Here’s a little piece of history that I stumbled across while Facebooking. It’s a big card that a bunch of us signed for June Foray, the First Lady of Cartoon Voicing as some of us called her. She was a dear, sweet lady who was so, so generous with her time and talents. She had way more of both than most people have. She lived to the age of 99 years, 10 months and 8 days. That close to a hundred!
The card, as you can see, is dated 2011. June left us in 2017. The last time I saw her was a month or so before she died. A very wonderful voice actress named Julie Nathanson wanted to meet her and to tell her what an inspiration and pioneer she was. Today, there are an awful lot of women making what are sometimes very good careers in Voiceover…but June worked just about every day back when there weren’t many ladies in that profession. You can see the shaky signature of one of the others on the card: Lucille Bliss, who among other characters was the voice of Smurfette on The Smurfs and way before that, the voice of Crusader Rabbit. Lucille died in 2016.

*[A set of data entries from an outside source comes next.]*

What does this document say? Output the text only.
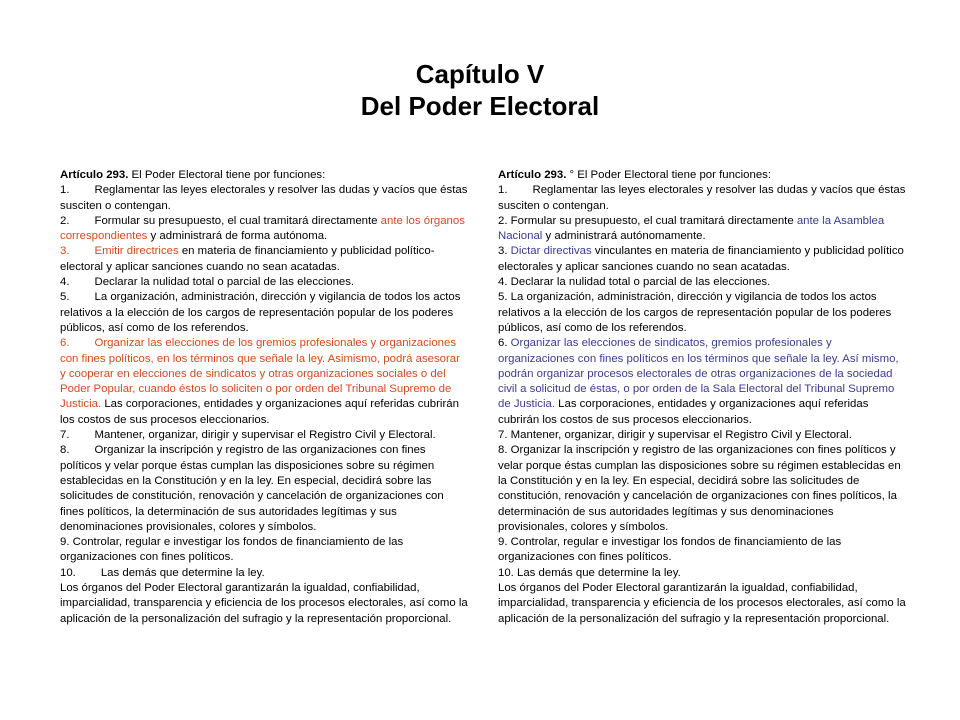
Capítulo V
Del Poder Electoral

Artículo 293. El Poder Electoral tiene por funciones:

1. Reglamentar las leyes electorales y resolver las dudas y vacíos que éstas susciten o contengan.

2. Formular su presupuesto, el cual tramitará directamente ante los órganos correspondientes y administrará de forma autónoma.

3. Emitir directrices en materia de financiamiento y publicidad político-electoral y aplicar sanciones cuando no sean acatadas.

4. Declarar la nulidad total o parcial de las elecciones.

5. La organización, administración, dirección y vigilancia de todos los actos relativos a la elección de los cargos de representación popular de los poderes públicos, así como de los referendos.

6. Organizar las elecciones de los gremios profesionales y organizaciones con fines políticos, en los términos que señale la ley. Asimismo, podrá asesorar y cooperar en elecciones de sindicatos y otras organizaciones sociales o del Poder Popular, cuando éstos lo soliciten o por orden del Tribunal Supremo de Justicia. Las corporaciones, entidades y organizaciones aquí referidas cubrirán los costos de sus procesos eleccionarios.

7. Mantener, organizar, dirigir y supervisar el Registro Civil y Electoral.

8. Organizar la inscripción y registro de las organizaciones con fines políticos y velar porque éstas cumplan las disposiciones sobre su régimen establecidas en la Constitución y en la ley. En especial, decidirá sobre las solicitudes de constitución, renovación y cancelación de organizaciones con fines políticos, la determinación de sus autoridades legítimas y sus denominaciones provisionales, colores y símbolos.

9. Controlar, regular e investigar los fondos de financiamiento de las organizaciones con fines políticos.

10. Las demás que determine la ley.

Los órganos del Poder Electoral garantizarán la igualdad, confiabilidad, imparcialidad, transparencia y eficiencia de los procesos electorales, así como la aplicación de la personalización del sufragio y la representación proporcional.

Artículo 293. ° El Poder Electoral tiene por funciones:

1. Reglamentar las leyes electorales y resolver las dudas y vacíos que éstas susciten o contengan.

2. Formular su presupuesto, el cual tramitará directamente ante la Asamblea Nacional y administrará autónomamente.

3. Dictar directivas vinculantes en materia de financiamiento y publicidad político electorales y aplicar sanciones cuando no sean acatadas.

4. Declarar la nulidad total o parcial de las elecciones.

5. La organización, administración, dirección y vigilancia de todos los actos relativos a la elección de los cargos de representación popular de los poderes públicos, así como de los referendos.

6. Organizar las elecciones de sindicatos, gremios profesionales y organizaciones con fines políticos en los términos que señale la ley. Así mismo, podrán organizar procesos electorales de otras organizaciones de la sociedad civil a solicitud de éstas, o por orden de la Sala Electoral del Tribunal Supremo de Justicia. Las corporaciones, entidades y organizaciones aquí referidas cubrirán los costos de sus procesos eleccionarios.

7. Mantener, organizar, dirigir y supervisar el Registro Civil y Electoral.

8. Organizar la inscripción y registro de las organizaciones con fines políticos y velar porque éstas cumplan las disposiciones sobre su régimen establecidas en la Constitución y en la ley. En especial, decidirá sobre las solicitudes de constitución, renovación y cancelación de organizaciones con fines políticos, la determinación de sus autoridades legítimas y sus denominaciones provisionales, colores y símbolos.

9. Controlar, regular e investigar los fondos de financiamiento de las organizaciones con fines políticos.

10. Las demás que determine la ley.

Los órganos del Poder Electoral garantizarán la igualdad, confiabilidad, imparcialidad, transparencia y eficiencia de los procesos electorales, así como la aplicación de la personalización del sufragio y la representación proporcional.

I knew June for along time and attended so many birthday parties for her that I don’t remember when and where I signed this card…with a pen that was obviously running out of ink. One party for June I remember well was not a birthday celebration, just one of many tributes. It was on June 17, 1994 at the Beverly Garland Hotel out in the valley. Everyone in the animation community was in one big ballroom but almost all of us were ducking over to another room where there was a TV set. On that TV set was live coverage of the L.A. Police Department chasing a white Bronco with O.J. Simpson in it. Even June was more interested in that than in her party.
Getting back to that last visit with June: Julie and I met for lunch out in Woodland Hills, then I drove us to June’s home where she’d lived since, I believe, the fifties. It was like a museum with artifacts of her career. To find a place to sit, you had to move huge stuffed Bullwinkle or Rocky dolls. June was confined to a wheelchair and was getting loving care from her friend/driver/historian Dave Nimitz. She was not working and was very unhappy not to be working but delighted to meet Julie, who said all the right things.
Almost a year to the day after June passed, we filled the Motion Picture Academy Theater with a Who’s Who of the animation business and there, other people said all the right things. She was most beloved and respected and I wrote about that night here. If you click over there, you can see a larger version of the above photo and see a list of all the important ladies now in the voice biz because June kicked open the door for others. I miss her so I was glad to come across the card and be reminded of who she was and all she meant to us. A lot there to think about.